BaclofenLimited information indicates that baclofen has low levels in milk and would not be expected to cause any adverse effects in breastfed infants, especially if the infant is older than 2 months. Monitor newborn infants for signs of sedation. There is only one reported adverse event, of a newborn exposed in utero.

None of these documents suggest that breastfeeding should be halted, much less by court order, when these drugs are taken. At the most they recommend monitoring of younger babies. There may be more to this story, but as it stands it appears to be outrageous and unfounded.

6 Comments leave one →
  1. August 16, 2007 10:54 am

    So, clearly I don’t know much about this situation, but that seems like a lot of sedatives to be using all at once.

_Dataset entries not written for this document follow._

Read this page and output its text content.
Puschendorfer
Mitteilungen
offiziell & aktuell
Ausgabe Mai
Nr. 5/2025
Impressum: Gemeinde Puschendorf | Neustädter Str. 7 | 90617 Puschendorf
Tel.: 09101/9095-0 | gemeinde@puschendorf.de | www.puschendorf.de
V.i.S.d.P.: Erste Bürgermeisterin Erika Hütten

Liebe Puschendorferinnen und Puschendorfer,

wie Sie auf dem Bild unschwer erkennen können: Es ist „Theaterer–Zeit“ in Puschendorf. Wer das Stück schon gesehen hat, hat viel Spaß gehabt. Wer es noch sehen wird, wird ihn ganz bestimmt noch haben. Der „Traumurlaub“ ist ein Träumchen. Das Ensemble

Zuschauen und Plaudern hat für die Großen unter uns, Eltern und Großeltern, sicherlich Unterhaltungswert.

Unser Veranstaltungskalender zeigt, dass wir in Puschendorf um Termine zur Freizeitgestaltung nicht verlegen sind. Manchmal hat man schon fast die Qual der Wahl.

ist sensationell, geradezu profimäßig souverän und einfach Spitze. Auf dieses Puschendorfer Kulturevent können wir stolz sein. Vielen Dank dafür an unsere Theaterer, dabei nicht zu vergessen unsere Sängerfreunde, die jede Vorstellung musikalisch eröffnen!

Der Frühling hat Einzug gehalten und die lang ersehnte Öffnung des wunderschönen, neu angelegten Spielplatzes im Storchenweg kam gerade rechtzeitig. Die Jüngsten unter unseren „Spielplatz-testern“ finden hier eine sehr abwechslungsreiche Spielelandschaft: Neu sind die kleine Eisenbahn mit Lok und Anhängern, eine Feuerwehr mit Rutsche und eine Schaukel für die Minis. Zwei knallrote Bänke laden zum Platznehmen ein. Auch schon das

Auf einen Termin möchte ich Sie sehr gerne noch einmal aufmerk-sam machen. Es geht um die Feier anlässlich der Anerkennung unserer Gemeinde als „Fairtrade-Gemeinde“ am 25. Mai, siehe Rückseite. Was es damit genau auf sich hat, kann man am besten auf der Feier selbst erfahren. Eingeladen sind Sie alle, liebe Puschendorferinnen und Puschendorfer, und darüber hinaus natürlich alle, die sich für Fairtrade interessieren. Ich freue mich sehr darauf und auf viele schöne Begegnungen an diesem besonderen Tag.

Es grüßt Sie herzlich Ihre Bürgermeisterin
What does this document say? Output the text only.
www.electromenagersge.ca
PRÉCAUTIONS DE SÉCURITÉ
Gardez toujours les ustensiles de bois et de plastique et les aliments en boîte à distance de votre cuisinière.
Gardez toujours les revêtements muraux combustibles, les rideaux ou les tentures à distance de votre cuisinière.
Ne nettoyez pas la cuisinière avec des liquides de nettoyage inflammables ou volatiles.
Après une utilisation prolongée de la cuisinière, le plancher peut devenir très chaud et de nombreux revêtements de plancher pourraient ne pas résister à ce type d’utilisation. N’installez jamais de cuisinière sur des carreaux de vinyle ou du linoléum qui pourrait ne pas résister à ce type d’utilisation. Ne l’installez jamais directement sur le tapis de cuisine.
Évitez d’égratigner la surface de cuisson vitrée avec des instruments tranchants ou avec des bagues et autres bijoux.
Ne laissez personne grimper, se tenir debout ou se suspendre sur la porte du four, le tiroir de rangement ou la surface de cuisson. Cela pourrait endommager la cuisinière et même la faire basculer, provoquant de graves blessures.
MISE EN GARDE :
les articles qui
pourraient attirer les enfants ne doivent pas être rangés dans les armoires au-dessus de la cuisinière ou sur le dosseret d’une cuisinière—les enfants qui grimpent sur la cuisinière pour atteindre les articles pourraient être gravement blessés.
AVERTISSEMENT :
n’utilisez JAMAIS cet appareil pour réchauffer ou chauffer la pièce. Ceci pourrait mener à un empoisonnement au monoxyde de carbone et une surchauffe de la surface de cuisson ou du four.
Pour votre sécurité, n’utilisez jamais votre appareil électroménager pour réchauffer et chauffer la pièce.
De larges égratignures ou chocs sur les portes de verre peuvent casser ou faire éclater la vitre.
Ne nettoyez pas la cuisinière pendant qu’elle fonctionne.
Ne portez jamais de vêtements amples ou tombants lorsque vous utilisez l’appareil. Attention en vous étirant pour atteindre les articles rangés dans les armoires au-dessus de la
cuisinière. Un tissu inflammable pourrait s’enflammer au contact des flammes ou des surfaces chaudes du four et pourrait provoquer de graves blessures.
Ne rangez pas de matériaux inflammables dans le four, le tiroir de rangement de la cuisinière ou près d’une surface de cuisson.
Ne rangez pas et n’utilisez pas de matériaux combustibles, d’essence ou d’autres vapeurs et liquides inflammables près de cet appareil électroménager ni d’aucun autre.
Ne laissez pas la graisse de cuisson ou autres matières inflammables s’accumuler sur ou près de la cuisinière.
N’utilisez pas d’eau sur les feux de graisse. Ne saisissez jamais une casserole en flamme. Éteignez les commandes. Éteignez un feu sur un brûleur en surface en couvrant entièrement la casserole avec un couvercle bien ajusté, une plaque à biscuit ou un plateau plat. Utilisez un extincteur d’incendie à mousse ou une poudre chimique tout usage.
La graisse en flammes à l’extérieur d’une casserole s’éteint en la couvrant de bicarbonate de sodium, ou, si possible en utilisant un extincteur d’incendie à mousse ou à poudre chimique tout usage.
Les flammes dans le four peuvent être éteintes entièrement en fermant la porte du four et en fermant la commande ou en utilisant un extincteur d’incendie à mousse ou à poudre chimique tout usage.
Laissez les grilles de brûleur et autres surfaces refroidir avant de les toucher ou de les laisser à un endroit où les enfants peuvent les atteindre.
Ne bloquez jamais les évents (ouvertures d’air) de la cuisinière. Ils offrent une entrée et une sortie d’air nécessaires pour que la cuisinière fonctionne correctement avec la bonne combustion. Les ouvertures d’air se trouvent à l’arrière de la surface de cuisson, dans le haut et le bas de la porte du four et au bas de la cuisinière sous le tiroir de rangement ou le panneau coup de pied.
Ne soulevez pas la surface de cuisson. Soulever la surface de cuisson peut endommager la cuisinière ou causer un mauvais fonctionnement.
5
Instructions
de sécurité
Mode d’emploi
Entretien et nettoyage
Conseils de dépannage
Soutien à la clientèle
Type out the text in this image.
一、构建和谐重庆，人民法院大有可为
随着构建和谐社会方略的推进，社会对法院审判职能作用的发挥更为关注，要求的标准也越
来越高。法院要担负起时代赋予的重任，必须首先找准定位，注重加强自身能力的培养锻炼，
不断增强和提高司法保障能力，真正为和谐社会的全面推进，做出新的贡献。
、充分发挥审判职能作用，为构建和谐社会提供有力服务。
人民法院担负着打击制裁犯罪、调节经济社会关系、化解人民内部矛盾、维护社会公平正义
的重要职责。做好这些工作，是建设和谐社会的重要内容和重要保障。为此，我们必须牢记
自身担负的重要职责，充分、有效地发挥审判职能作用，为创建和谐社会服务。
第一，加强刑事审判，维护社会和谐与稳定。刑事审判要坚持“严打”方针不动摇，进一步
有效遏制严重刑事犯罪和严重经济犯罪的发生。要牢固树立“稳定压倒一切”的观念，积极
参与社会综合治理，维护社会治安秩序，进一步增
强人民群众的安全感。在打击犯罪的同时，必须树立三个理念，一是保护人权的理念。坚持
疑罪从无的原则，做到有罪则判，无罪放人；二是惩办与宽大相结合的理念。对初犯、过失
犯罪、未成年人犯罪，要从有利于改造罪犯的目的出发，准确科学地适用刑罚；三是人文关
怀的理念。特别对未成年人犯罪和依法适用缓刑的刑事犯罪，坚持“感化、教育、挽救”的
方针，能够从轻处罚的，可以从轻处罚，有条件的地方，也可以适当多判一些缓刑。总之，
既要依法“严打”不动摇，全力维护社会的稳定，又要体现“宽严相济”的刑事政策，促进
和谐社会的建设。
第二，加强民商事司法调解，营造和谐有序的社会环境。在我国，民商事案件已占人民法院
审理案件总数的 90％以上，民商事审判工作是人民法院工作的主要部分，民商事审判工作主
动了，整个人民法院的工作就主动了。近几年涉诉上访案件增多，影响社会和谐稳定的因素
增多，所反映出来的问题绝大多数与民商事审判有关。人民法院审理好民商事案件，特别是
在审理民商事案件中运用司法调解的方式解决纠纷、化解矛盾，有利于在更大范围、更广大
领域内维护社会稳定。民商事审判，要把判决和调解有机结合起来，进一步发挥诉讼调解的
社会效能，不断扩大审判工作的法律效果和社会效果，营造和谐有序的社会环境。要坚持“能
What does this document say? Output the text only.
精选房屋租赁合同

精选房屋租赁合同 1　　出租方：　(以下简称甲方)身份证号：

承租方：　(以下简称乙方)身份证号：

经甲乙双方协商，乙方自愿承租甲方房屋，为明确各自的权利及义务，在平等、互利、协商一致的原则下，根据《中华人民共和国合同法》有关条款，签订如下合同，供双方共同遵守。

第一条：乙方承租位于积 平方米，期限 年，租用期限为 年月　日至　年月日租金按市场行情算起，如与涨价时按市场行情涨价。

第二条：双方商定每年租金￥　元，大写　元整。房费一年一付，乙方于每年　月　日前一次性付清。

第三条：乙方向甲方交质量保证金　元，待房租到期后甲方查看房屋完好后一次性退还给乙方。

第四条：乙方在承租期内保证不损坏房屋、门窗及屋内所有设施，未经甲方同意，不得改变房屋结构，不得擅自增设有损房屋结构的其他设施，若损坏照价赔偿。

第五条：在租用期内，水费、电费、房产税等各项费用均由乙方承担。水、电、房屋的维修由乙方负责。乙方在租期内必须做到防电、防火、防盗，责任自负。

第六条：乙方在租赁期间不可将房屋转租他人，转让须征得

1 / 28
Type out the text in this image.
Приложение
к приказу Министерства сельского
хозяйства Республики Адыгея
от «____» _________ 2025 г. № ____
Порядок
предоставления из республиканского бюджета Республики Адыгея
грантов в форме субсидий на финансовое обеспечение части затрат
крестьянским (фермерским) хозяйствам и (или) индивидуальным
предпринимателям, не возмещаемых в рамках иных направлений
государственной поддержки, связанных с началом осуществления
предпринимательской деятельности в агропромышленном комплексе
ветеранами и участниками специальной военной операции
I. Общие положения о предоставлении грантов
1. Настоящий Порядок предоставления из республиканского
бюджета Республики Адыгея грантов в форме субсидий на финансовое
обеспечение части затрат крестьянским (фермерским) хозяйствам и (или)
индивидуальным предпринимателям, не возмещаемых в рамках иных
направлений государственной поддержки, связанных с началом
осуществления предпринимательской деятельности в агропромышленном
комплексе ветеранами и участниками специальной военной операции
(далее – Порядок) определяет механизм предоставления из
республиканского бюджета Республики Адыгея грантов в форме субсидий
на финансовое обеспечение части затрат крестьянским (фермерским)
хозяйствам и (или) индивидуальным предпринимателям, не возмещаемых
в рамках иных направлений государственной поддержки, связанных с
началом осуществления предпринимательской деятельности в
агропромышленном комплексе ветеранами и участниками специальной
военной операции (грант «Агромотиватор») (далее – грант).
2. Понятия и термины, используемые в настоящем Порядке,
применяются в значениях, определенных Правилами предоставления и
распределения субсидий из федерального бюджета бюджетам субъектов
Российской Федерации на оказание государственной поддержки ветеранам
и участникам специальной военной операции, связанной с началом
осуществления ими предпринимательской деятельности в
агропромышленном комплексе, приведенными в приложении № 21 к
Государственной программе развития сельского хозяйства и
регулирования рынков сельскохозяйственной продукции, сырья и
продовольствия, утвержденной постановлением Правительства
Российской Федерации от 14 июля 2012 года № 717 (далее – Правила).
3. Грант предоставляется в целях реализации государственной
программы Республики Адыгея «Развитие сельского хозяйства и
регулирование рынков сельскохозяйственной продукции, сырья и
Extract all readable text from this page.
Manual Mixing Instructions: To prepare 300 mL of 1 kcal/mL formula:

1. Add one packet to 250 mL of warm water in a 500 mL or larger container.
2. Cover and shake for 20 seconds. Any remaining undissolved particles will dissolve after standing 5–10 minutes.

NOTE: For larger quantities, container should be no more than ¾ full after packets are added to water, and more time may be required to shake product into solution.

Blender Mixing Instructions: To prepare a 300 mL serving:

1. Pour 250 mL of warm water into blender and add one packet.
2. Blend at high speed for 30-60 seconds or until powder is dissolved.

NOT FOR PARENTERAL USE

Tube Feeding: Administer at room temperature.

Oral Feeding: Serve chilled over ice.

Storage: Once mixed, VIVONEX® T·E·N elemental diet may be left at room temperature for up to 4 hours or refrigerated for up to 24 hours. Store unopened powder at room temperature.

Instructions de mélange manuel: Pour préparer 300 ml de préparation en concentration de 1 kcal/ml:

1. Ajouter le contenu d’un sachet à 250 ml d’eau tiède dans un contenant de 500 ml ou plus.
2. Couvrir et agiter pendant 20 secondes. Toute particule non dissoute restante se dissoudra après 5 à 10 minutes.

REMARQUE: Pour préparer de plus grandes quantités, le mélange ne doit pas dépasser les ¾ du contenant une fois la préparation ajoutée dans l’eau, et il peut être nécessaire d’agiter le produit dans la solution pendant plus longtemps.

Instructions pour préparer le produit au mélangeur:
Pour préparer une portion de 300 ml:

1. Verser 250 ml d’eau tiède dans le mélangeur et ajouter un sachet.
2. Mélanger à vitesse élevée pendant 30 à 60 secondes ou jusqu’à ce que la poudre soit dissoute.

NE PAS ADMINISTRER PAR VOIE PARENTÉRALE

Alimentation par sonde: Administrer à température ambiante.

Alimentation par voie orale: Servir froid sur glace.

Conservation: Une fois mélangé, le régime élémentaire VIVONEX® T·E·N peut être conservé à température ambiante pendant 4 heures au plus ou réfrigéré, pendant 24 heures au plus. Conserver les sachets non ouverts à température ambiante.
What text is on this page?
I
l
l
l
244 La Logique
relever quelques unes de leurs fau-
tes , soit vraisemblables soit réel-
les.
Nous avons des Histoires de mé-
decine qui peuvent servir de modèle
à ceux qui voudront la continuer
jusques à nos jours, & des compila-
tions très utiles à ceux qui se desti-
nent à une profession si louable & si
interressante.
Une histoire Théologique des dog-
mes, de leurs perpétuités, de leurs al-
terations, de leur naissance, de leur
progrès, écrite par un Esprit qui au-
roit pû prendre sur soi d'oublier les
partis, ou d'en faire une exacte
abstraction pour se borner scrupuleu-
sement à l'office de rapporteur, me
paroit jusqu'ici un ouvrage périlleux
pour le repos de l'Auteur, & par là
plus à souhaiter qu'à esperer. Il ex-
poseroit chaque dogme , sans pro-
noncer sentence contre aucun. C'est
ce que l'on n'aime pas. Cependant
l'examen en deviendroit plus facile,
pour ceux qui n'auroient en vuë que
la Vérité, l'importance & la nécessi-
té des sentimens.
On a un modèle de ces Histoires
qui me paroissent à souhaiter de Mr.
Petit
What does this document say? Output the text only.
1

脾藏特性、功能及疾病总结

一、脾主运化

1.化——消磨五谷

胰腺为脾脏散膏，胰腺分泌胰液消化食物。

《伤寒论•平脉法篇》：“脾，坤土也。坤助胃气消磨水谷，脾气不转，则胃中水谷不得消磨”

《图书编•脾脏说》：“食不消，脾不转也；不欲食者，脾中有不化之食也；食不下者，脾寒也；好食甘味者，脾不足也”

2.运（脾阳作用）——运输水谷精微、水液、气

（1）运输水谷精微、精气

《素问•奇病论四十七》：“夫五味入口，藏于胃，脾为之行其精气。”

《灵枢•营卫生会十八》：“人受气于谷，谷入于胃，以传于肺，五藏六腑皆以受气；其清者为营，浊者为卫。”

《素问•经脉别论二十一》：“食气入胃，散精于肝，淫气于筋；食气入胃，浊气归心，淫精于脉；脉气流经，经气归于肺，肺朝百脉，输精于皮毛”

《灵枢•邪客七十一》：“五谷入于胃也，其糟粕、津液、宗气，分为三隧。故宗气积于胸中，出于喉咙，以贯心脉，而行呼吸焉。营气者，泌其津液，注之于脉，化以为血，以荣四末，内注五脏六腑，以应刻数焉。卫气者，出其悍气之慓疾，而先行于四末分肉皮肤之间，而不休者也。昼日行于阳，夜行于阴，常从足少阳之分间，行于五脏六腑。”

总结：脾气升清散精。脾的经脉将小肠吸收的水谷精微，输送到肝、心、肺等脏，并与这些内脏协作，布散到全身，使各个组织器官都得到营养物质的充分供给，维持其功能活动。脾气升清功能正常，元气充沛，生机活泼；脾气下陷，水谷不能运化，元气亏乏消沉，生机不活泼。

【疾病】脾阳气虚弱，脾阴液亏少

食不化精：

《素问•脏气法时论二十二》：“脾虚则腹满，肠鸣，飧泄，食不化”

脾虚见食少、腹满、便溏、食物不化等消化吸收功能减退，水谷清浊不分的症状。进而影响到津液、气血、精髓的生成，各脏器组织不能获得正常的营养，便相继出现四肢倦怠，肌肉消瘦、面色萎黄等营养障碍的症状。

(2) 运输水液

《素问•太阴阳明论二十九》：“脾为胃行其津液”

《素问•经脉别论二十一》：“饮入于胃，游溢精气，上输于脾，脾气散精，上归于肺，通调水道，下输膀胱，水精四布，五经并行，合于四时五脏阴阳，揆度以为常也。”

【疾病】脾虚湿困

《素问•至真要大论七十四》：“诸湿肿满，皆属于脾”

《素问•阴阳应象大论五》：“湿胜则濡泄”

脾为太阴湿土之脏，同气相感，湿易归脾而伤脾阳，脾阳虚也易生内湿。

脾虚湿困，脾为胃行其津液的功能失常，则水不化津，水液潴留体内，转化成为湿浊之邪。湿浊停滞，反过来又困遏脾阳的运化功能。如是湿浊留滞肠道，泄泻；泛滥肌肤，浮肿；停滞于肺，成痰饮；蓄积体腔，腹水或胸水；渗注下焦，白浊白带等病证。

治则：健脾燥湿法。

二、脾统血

Given the custody battle and the appointment of a guardian, maybe there’s a substance abuse problem at play, and the mother is not necessarily using these drugs safely for herself, let alone the nursing infant.

    Just a thought.

  2. August 16, 2007 10:56 am

    I do think there must be more going on than what the article reports, but wanted to point out the LactMed resource and how those prescription drugs alone (used correctly, of course) probably shouldn’t force cessation of breastfeeding.

  3. snikta permalink
    August 16, 2007 1:02 pm

    I have a relative who was, until recently, taking Topamax for cluster headaches. She stopped when she experienced symptoms such as hallucinations, delusions (she told us that she was a troll who lives under a bridge in Disney World), memory loss, and the usual expected side effects such as aphasia. This leads me to believe that exposing a 15-month old to [even small levels of] Topamax is a bad, bad idea.

    I also think she was not receiving the best of care from whatever doc prescribed the drug, but that has nothing to do with this woman in Minnesota.

  4. August 16, 2007 1:14 pm

    Snikta, I appreciate your comment. The thing is, that decision should be made with the woman and her doctor based on the medical evidence and the individual patient, not some yahoo court person with no medical knowledge base. They can’t just say, “Oh, it’s any kind of drug, so we assume it must be terrible, and we’re ordering you to stop.” It’s entirely possible that her doc was overmedicating her, but it seems like they could just make adjustments if that’s a problem, rather than seeking a court order.

  5. Deb permalink
    September 4, 2007 10:50 am

    Also, there are side effects for any medication, even tylenol and OTC drugs. There will always be someone who reacts badly to a drug. That does not mean that everyone will react badly.

    Think of those allergic to aspirin, for example. That is a common pain reliever that no one would expect to have serious side effects from, but some people do and in fact, could die if they take it.

  6. December 20, 2009 4:45 am

    I have a pharmacy license and i can safely tell you that if this mom was taking baclofen and ambien meds DURING her pregnancy. The baby has been exposed to it during development. With any Catagory C meds-you have to weigh the benefits to the outcomes. TOPAMAX however, is NOT safe during pregnancy and cause severe physical defects.I am a new mom and taking meds that are ‘questionable’ for breastfeeding and development. Mom needs to use her judgement and if these meds help her function than she needs to stay on them ( how functionable can she be if she cannot walk, talk or feed her child w/o the meds?) I had a broken back when I found out I was pregnant. The meds I was on were extremely dangerous for a developing baby. I re-evaled my meds with my DOCTOR and a PAIN SPECIALIST and also a LICENSED PHARMACIST, and searched for all other options. Topamax is excreted in the breastmilk and the baby will receive small amounts. Dosing up to 200 mgs. daily is safe in my opinion. I take is for migrains. I stopped taking topamax when I was pregnant and have remained off it while nursing. I have chosen to take tylenol and 1 caffeine tablet when a migrain comes on. This has worked for me and my headaches. Please be sure to CONSULT WITH YOUR DOCTOR on this. No mom should have to give up her freedom to feed or breastfeed her child b/c proper research from the proper medical professional wasn’t consulted.